Systemic important institutions constitute an additional capital buffer intended to reduce the probability of their failure and to increase their capacity to absorb losses in order to ensure their continued operation.

The additional capital conservation buffer provided for in the previous article is set at:

2.5% of net weighted risk when the institution is of high systemic importance ;

1.5% of net weighted risks when the institution is of medium systemic importance ;

1% of net weighted risks when the institution is of low systemic importance.

The additional requirement provided for in this article increases the conservation buffer for core capital and the supplementary buffer set out in Articles 25 and 28 of COBAC Regulation R-2016/03 relating to the net capital of credit institutions. The profit distribution restriction thresholds provided for in Article 26 of the said regulation are increased accordingly.

The Banking Commission may increase the additional buffer
provided for systemic important institutions, without exceeding 3.5%, in order to reduce the impact of their possible failure on the financial system. This situation is envisaged when the Banking Commission considers that the increase in their size and the volume of their exposure in a difficult macroeconomic and financial context may pose a threat to the stability of the financial system.

The Banking Commission may set a liquidity ratio for systemically important institutions of institutions a liquidity ratio 50% higher than the standard set by COBAC regulation R-93/06 on the liquidity of credit institutions.
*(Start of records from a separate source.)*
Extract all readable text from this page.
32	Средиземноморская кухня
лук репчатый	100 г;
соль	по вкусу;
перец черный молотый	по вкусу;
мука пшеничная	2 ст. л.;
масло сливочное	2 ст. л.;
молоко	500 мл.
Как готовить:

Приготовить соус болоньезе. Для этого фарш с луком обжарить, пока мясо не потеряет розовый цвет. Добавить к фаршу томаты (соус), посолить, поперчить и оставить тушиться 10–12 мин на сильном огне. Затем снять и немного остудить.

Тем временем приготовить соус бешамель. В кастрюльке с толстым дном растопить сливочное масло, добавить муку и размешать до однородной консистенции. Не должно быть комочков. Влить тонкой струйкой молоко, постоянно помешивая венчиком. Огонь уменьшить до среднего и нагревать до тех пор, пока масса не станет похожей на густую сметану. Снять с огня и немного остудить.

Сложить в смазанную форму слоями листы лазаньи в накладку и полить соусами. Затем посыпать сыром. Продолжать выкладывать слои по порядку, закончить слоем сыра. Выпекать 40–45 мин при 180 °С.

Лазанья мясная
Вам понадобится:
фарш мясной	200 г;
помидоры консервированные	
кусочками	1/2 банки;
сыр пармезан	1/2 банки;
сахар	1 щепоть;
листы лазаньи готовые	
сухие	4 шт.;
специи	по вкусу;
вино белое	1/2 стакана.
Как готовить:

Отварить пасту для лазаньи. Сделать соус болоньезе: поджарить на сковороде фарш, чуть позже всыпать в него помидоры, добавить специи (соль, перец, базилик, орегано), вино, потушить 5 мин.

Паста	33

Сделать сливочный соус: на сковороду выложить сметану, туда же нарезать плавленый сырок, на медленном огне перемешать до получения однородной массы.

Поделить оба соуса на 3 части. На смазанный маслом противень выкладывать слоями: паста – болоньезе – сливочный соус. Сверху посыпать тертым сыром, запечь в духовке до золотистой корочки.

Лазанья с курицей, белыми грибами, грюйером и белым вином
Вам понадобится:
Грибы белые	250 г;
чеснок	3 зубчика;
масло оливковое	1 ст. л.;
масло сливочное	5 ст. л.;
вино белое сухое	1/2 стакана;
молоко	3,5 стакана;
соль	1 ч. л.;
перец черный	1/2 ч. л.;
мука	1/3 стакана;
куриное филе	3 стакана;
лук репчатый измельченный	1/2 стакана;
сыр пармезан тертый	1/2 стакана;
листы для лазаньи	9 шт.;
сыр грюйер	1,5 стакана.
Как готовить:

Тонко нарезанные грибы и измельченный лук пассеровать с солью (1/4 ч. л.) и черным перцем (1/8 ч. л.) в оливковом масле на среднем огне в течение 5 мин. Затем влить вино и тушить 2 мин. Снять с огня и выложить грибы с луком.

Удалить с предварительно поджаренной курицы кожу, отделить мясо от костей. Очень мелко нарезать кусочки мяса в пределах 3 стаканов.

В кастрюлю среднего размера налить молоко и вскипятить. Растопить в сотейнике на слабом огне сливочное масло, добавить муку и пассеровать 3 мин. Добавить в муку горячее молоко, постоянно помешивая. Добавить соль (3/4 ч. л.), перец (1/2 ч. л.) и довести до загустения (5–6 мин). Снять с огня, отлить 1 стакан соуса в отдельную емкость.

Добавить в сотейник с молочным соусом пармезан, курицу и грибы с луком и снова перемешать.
When the situation so requires, particularly in periods of severe stress or abundant liquidity, this threshold may be lowered or raised by the Banking Commission in order to take into account the overall level of liquidity in the CEMAC region.

Systemic important institutions are subject to specific communication and reporting requirements, according to a frequency and format to be determined by the Secretary General of COBAC depending on the situation of the institution.

In particular, they must communicate information relating to:

– The risk assessment system, which analyses the levels and controls
performed on these risks;

– The capital adequacy assessment process;

– The liquidity adequacy assessment process;

– The capital and liquidity quantification methodology, which assesses the institution’s the institution’s need for capital and liquidity based on the results of risk;

– Asset/liability management;

– Operational, credit and market risk;

– The degree of compliance with current regulations.